The Montenegrin Law on Personal Income Tax defines income subject to personal income tax to include salaries, income related to immovable property and immovable property rights, income related to capital as well as capital gains. All of these types of income are taxed at the rate of 9%.
From a corporate perspective of interest to companies are the specific cases such as severance payments which have a specific tax treatment.
The legislation defines that severance payments related to retirement as well as related to a termination of employment in redundancy procedures, which do not exceed EUR 1,000 are exempt from social contribution deductions and personal income tax. In other scenarios of severance payments, such as mutual settlements for employment termination, the severance payment is taxed at the rate of 9% but such payments are nevertheless exempted from social contributions’ payments, irrespective of amount.

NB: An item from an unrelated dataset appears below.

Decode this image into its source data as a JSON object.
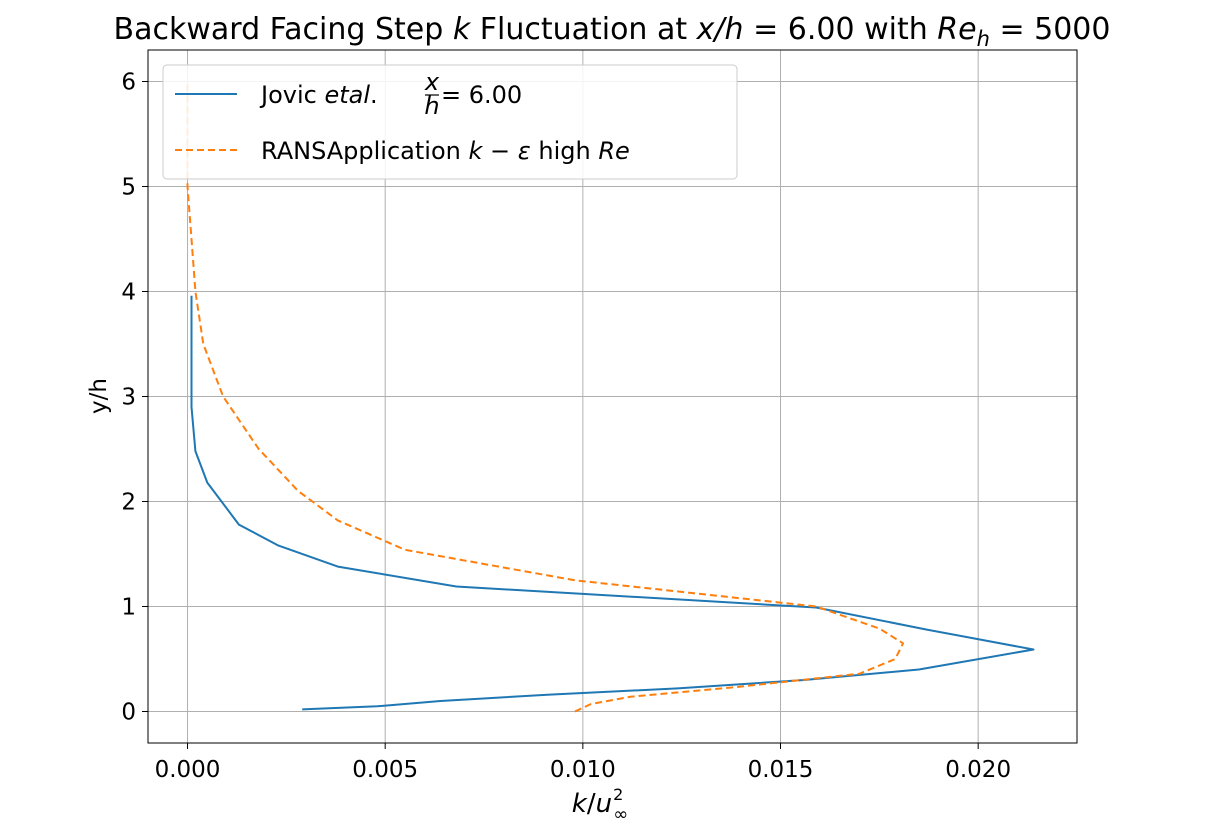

A similar logic applies when a company is granting vouchers, goods or discounts to its employees. All of these are considered as personal income in a tax sense and are subject to taxation. Just like with severance payments, mandatory social contributions are not applicable to this type of personal income.
According to the Law on Personal Income Tax, the company (employer) is responsible for the calculation and payment of the tax as well as mandatory social contributions. Even though certain countries allows physical person to calculate and pay their own tax liability, the Montenegrin legislation obligates the legal entity to calculate and pay all taxes and contributions on behalf of its employees, including local taxes.